Although in some respects the United States has made great leaps forward in attempting to reach some adequate form of racial equality since the days of Martin Luther King and Malcolm X, for many African-Americans this objective remains nothing more than a distant dream. The most accurate way to allude to this is by looking at the penal system and bearing in mind that there are more African-Americans under correctional control today than were enslaved in 1850. Equally shocking is the fact that as of 2004, there were more African-American males who were disenfranchised (due to felon disenfranchisement laws) than in 1870. It is also important to bear in mind that the number of people incarcerated in prisons in the United State has risen from 300,000 a few decades ago to 2 million today making them the country with the largest prison population in the world.
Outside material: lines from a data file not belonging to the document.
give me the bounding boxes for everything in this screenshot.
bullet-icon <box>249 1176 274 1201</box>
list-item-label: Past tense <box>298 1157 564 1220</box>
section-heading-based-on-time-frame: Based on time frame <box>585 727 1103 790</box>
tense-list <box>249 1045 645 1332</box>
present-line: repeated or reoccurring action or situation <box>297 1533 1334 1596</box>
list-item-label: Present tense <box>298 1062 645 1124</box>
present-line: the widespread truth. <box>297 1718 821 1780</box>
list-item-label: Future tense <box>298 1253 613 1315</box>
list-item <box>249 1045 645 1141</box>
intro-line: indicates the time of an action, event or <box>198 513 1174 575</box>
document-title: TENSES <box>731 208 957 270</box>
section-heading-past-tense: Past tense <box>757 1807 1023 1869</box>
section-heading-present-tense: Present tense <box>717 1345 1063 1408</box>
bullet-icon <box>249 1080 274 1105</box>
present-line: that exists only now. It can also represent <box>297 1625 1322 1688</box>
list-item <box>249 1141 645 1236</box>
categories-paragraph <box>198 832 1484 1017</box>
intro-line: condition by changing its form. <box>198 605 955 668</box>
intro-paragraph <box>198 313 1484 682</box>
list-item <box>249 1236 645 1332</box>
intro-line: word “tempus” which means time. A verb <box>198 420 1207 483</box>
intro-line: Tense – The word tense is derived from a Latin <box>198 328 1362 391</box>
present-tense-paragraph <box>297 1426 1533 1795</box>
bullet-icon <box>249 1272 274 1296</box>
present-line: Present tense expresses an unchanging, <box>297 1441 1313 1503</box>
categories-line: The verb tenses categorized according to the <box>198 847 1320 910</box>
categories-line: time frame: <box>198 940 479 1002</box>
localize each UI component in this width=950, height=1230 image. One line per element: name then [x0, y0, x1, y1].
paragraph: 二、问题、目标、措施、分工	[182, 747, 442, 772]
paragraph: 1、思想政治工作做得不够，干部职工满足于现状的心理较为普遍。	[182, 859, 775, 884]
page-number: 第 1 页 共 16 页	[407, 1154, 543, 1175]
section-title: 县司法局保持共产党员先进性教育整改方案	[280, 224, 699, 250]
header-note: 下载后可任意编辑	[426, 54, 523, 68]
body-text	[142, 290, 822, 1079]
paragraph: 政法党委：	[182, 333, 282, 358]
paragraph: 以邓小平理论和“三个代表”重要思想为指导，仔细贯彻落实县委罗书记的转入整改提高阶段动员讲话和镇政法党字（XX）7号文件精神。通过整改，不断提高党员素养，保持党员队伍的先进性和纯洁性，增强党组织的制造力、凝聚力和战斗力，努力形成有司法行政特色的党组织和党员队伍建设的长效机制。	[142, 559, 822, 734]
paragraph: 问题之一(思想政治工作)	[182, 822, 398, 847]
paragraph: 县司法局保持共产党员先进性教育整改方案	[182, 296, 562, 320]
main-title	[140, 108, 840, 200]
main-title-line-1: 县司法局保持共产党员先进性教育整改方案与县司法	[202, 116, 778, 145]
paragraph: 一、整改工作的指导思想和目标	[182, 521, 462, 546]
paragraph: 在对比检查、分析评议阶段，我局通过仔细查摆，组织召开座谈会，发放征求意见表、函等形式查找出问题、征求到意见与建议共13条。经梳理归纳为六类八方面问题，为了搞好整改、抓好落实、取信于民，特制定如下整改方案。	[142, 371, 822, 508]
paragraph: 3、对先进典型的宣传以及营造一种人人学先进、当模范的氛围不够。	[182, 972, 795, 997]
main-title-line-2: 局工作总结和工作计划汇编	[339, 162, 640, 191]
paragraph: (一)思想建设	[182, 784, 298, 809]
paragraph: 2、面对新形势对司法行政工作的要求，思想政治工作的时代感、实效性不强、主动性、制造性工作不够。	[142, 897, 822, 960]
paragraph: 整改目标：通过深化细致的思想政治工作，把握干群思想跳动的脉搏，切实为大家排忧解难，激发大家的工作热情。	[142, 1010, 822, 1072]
A reading of this would lead one to conclude that this is the result of an increase in crime rates, however, this increase doesn’t reflect crime rates as they have been relatively low for a number of years; Rather, it is imprisonment rates which have soared so substantially. By looking at drug offences which now account for around 2/3rds of the increase in federal prisons and more than half the increase in state prisons, the bigger picture can be seen. Despite studies consistently showing similar levels of drug use and drug dealing among white and black youths, the “war on drugs” is almost entirely fought against the black populations, often but not exclusively in poor urbanised areas. Arguments and accusations that drug use among African-Americans is more severe or dangerous is equally countered by the data. White youths, for example, have about three times the number of drug-related visits to the emergency room as their African American counterparts. The situation is so bad in some places that in certain states, 80-90% of all drugs offenders incarcerated are African-American despite the practically equal levels of drug use and drug dealing among black and white youths.

The comments by Bill O’Reilly although unsurprising to anyone who has had the pleasure of hearing his tirades before are a shocking sign of racist undertones at play in the United States from one of the most recognisable faces on American TV. Considering almost a quarter of African-Americans live below the poverty line, approximately the same figure as in 1968 while the child poverty rate for African- Americans is in fact higher than it was at that period, one can see that true progress is still a long way off.